By Patrick Cronin
Hampton Union, Friday, March 27, 2009
[The following article is courtesy of the Hampton Union and Seacoast Online.]
along with other areas around the perimeter of the restaurant's property
belong to the town.
HAMPTON — Town Manager Fred Welch said the defeat of Article 39 at the March 10 election may force the town to do something it doesn't want to do — reclaim town-owned land currently being used by the Galley Hatch.
"What does that mean for the Galley Hatch property?" Welch told selectmen during Monday night's meeting. "Let me blunt. There is parking in front of the bank, a row of parking at the Galley Hatch and a sliver of the Galley Hatch building that is on the town highway. That has all got to go.
"I'm not particularly looking to do that, but at this point the town voted no, and, legally, they can't be on public property," the town manager said. "That is the bottom line."
Voters rejected the article that would have solved the problem by deeding town-owned land to Galley Hatch owner John Tinios in exchange for reconfiguration of the intersection of Route 1 and Winnacunnet Road.
Tinios offered to square off the intersection eliminating the spur road in order to improve what some residents have called one of the "most dangerous intersections in town".
In return, Tinios would have gained ownership of town land that his property currently encroaches on, as well as additional land for six more parking spots.
Reached on Wednesday, Welch backed down from the comments he made Monday night that all encroachments on town land would need to be removed.
"It's something we have to work through with the owner of the property," Welch said. "Right now, we don't have any authority to allow them to use town land."
While the encroachments have been there for years, officials said previous boards have done nothing about it.
Selectmen Chairman Rick Griffin said the board and Galley Hatch owners will have to come up with an equitable solution now that the issue is out there.

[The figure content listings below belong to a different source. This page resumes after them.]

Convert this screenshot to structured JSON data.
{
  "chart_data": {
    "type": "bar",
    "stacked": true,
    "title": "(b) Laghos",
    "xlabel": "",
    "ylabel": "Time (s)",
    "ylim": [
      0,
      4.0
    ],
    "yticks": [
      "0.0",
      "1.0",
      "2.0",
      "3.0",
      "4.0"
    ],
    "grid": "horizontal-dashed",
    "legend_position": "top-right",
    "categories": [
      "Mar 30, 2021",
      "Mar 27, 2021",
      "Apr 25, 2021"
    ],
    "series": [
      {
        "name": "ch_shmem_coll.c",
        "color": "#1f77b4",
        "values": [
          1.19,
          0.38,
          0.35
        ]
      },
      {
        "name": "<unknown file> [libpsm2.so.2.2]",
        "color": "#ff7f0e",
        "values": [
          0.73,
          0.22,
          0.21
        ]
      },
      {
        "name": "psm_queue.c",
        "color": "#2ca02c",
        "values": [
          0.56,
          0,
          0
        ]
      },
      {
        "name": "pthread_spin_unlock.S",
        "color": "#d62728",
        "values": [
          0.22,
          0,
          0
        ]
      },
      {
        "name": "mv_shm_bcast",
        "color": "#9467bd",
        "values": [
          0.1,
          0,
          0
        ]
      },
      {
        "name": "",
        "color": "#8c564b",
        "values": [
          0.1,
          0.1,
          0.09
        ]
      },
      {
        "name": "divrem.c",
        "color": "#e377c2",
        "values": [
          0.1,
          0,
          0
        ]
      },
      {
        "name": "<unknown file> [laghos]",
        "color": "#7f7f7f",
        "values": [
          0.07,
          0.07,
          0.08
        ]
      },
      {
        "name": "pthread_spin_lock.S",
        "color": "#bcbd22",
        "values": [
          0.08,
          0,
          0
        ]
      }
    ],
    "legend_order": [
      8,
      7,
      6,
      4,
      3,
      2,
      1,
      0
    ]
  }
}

Griffin said he believes voters turned the article down because they didn't want to see a T-shaped intersection or a traffic light installed there.
"I don't think they voted against it because they wanted to hurt the Galley Hatch," Griffin said. "We need to find a solution, not cause a problem."
Selectman Bill Lally said he's hopeful something can be worked out to allow the Galley Hatch to continue using the land.
"What business in there right mind would want to come to a town that treats businesses like that?" Lally said. "We are not talking about a huge amount of land here, we are talking about miniscule parcels that would do the town no good if we took it over."
Lally said the town is the one who dropped the ball when it approved the construction of the Citizen's Bank, Galley Hatch and Hampton Cinema Six.
"People are not (purposely) building on town land," said Lally. "That should have been caught years and years ago. That was our mistake.
"Because the town made a mistake are we going to go in there now and take it back?" the selectman said. "The answer to me is no."
Welch said the town intends to work with Galley Hatch to resolve the issue.
"It's a problem we have to solve," Welch said. "Hopefully, we can solve it and everyone can walk away with good feelings at the other end."